Other witnesses told of family members who did not smoke but died of smoking-related illnesses because a spouse smoked or because they spent time in smoky environments.
Seven states, including California, New York and Massachusetts, 1,900 U.S. localities and Ireland, Norway, Sweden, Italy and New Zealand have comprehensive smoke-free laws, according to the American Cancer Society.
Melvin R. Thompson, a representative of the Restaurant Association of Maryland, testified that since the smoking ban was enacted in Montgomery County in October 2003, the number of restaurants and bars with liquor licenses that paid state sales tax declined from 526 in March 2003 to 402 in December 2004. He said beer keg sales in the county declined by 2,366, noting that 300,000 fewer glasses of beer were poured from April to December 2004 than in the same period a year earlier.

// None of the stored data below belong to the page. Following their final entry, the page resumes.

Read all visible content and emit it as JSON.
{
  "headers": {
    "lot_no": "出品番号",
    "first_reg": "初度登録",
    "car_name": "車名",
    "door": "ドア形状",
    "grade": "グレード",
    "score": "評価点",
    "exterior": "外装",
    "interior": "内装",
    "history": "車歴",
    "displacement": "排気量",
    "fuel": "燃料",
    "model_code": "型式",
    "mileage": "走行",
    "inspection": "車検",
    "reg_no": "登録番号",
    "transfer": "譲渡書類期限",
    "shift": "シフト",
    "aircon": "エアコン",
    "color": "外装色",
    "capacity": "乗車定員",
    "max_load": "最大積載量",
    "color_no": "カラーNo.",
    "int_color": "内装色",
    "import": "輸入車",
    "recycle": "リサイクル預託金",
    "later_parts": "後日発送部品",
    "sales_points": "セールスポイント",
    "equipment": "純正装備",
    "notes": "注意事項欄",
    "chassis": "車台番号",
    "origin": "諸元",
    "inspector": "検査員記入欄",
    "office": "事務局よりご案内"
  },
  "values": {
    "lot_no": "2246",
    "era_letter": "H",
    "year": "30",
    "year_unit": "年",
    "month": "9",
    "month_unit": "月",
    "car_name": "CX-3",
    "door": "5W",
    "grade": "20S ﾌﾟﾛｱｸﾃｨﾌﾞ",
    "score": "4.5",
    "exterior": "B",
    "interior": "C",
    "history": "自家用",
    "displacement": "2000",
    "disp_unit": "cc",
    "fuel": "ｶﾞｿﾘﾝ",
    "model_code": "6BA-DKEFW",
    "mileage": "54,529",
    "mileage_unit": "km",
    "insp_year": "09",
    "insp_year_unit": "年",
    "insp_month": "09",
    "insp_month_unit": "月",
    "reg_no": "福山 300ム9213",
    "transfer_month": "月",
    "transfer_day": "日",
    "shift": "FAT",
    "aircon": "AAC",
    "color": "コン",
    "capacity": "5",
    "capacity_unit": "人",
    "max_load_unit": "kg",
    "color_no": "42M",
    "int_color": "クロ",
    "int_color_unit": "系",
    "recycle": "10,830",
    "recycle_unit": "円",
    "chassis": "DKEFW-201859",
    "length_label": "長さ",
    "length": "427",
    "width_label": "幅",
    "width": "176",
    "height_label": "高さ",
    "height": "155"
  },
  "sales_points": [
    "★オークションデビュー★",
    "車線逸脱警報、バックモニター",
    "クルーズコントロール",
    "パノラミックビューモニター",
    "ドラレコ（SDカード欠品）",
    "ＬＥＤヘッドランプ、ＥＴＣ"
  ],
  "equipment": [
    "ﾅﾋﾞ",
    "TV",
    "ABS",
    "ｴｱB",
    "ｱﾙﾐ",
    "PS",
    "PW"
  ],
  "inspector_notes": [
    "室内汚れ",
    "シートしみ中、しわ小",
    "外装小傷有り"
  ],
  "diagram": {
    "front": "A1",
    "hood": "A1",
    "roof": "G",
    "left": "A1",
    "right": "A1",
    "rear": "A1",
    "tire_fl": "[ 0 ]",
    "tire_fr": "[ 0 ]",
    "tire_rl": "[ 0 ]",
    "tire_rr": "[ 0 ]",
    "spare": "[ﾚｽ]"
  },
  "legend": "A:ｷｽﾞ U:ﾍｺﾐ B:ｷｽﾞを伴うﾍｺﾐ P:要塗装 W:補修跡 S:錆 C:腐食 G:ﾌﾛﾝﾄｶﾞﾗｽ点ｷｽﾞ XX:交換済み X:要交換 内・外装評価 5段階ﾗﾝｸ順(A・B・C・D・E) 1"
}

Ban proponents said the economic impacts have not been as severe as opponents said.
Bobb said the mayor studied New York City's one-year review of its ban, which showed that the city's bar and restaurant industry was thriving, business tax receipts were up 8.7 percent, employment was up by more than 10,000 jobs and New Yorkers overwhelmingly supported the law.
Brown, a co-introducer of one of the smoking ban bills, said that if smoking bans really wreaked economic havoc on bars and restaurants, politicians would be falling over themselves to repeal the bans.
"No one is jumping up to repeal in Montgomery County, no one's jumping up to repeal in New York City, no one is jumping up in California, are they?" Brown said.